Гений. История человека, открывшего миру Хемингуэя и Фицджеральда - Эндрю Скотт Берг 13 стр.


Тем же летом Макс несколько раз ездил в Грейт-Нек, чтобы поговорить с Рингом Ларднером о его работе. Они выпили чудовищное количество коктейлей, но, по словам Перкинса, почти не чувствовали их воздействия из-за жары. Ларднер планировал увидеться с Фицджеральдом в Европе, но выглядел не очень хорошо для такого путешествия. Он страшно кашлял, почти ничего не ел, а если и ел, то обязательно с сигаретой в руке. Он сказал Перкинсу, что собирается бросить пить и курить, чтобы ему хватило денег на поездку за границу вкупе с тем, что он должен был получить за работу над комиксом вместе с карикатуристом Диком Дорганом.
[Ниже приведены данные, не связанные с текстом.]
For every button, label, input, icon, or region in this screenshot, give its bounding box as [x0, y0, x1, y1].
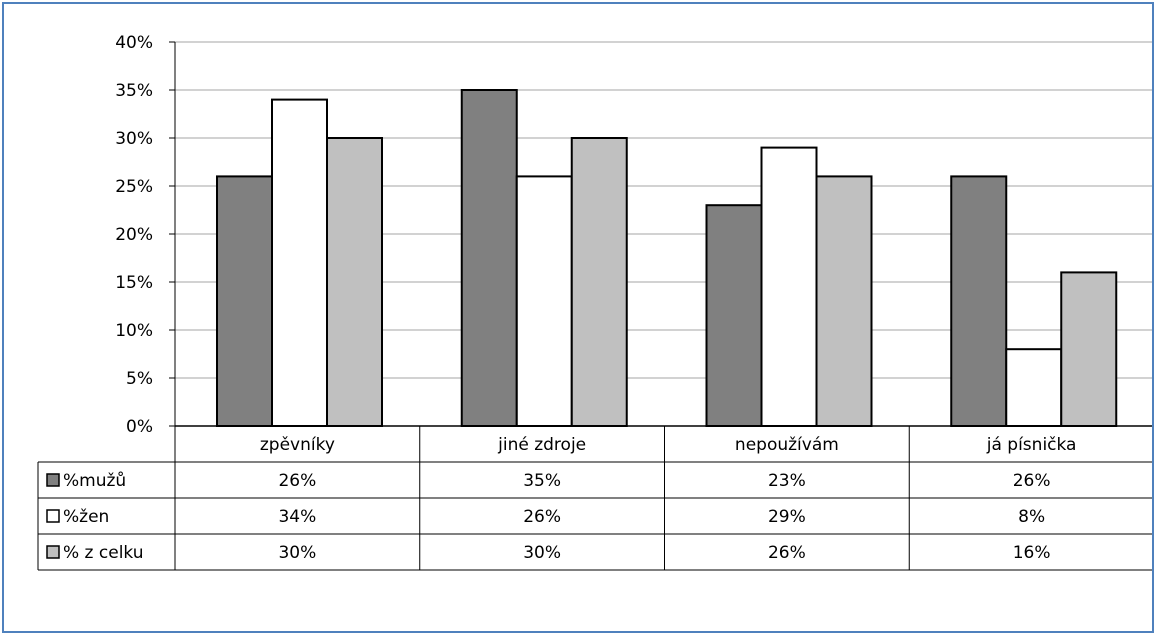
data-table-cell: 26% — [768, 543, 806, 563]
legend-key — [46, 473, 60, 487]
bar — [1005, 348, 1063, 428]
y-tick-label: 20% — [115, 225, 153, 245]
category-label: zpěvníky — [260, 435, 335, 455]
bar — [815, 175, 873, 427]
y-tick-label: 0% — [126, 417, 153, 437]
data-table-cell: 26% — [1013, 471, 1051, 491]
bar — [760, 146, 818, 427]
y-tick-label: 15% — [115, 273, 153, 293]
bar-chart: 0% 5% 10% 15% 20% 25% 30% 35% 40% zpěvníky jiné zd… — [37, 33, 1152, 571]
bar — [216, 175, 273, 427]
data-table-cell: 35% — [523, 471, 561, 491]
bar — [570, 137, 628, 427]
series-name: %mužů — [63, 471, 126, 491]
bar — [515, 175, 573, 427]
y-tick-label: 35% — [115, 81, 153, 101]
category-label: jiné zdroje — [497, 435, 586, 455]
data-table-cell: 30% — [523, 543, 561, 563]
y-tick-label: 5% — [126, 369, 153, 389]
bar — [950, 175, 1008, 427]
data-table-cell: 29% — [768, 507, 806, 527]
data-table-cell: 34% — [278, 507, 316, 527]
series-name: %žen — [63, 507, 109, 527]
data-table-cell: 26% — [278, 471, 316, 491]
bar — [460, 89, 518, 427]
data-table-cell: 23% — [768, 471, 806, 491]
category-label: já písnička — [986, 435, 1077, 455]
y-tick-label: 40% — [115, 33, 153, 53]
series-name: % z celku — [63, 543, 144, 563]
bar — [705, 204, 763, 427]
y-tick-label: 30% — [115, 129, 153, 149]
category-label: nepoužívám — [735, 435, 839, 455]
data-table-cell: 8% — [1018, 507, 1045, 527]
bar — [1060, 271, 1118, 427]
y-tick-label: 10% — [115, 321, 153, 341]
bar — [326, 137, 383, 427]
legend-key — [46, 509, 60, 523]
data-table-cell: 26% — [523, 507, 561, 527]
bar — [271, 98, 328, 427]
data-table-cell: 16% — [1013, 543, 1051, 563]
y-tick-label: 25% — [115, 177, 153, 197]
data-table-cell: 30% — [278, 543, 316, 563]
legend-key — [46, 545, 60, 559]
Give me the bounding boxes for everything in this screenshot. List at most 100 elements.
С разрешения Ларднера Макс просмотрел собранные Рингом газетные и журнальные статьи, пока не набрал достаточного количества материалов для полноценной книги. Сборник должен был выйти в 1925 году. Макс был только рад издать его, хотя и надеялся, что Ринг дерзнет на что-то более амбициозное.

– Ринг, – говорил редактор, – если вопрос в деньгах, то ради романа мы бы не поскупились. Но я боюсь, что пять тысяч долларов, на которые мы сейчас способны, не будут считаться.

Ларднер сказал, что причина не в деньгах. Его métier была малая проза.

На Рождество 1924 года Ринг уехал в Европу, а по возвращении передал в печать антологию "Как насчет этого". Книгу открывала его новая статья, отрывок под названием "По эту сторону", "о его компаньонах и недавних приключениях "в старом пруду" Европы". В ней он написал:

"Мистер Фицджеральд, который работает над новинками, и миссис Фицджеральд – новинка".

Никогда прежде Ринг не был так доволен своей литературной деятельностью. До этого он по большей части относился к ней цинично и верил, что обязан своему творческому росту хорошим отношением с Перкинсом. Продажи сборника "Как писать рассказы" преодолели отметку в шестнадцать тысяч экземпляров, и, как и предсказывал Макс, переиздание Scribners старых работ Ларднера в новых обложках вдохнули жизнь в продажу остальных его книг. На новую написали множество превосходных рецензий, одной из которых стала рецензия Менкена. Ринг Ларднер – младший как-то написал в семейных мемуарах под названием "Ларднеры":

"Неожиданный успех сборника "Как писать рассказы"; размеры произведения, за которые критики провозгласили автора мастером формы; а также неослабный контроль Перкинса, вернувший отца к работе, – вот составляющие, благодаря которым его репутацию в конце концов оставили в покое".

В декабре 1924 года Ринг написал Перкинсу:

"Думаю, теперь я могу порвать с карикатурами. Это сэкономит мне время, к тому же у меня есть цель писать по крайней мере по десять рассказов в год".

Три месяца спустя Перкинс прочитал рассказ Ринга под названием "Стрижка". В нем описывалась точка зрения парикмахера из маленького городка на то, как местного шутника застрелил местный недоумок. Этот рассказ был куда более мрачным, чем все предыдущие работы.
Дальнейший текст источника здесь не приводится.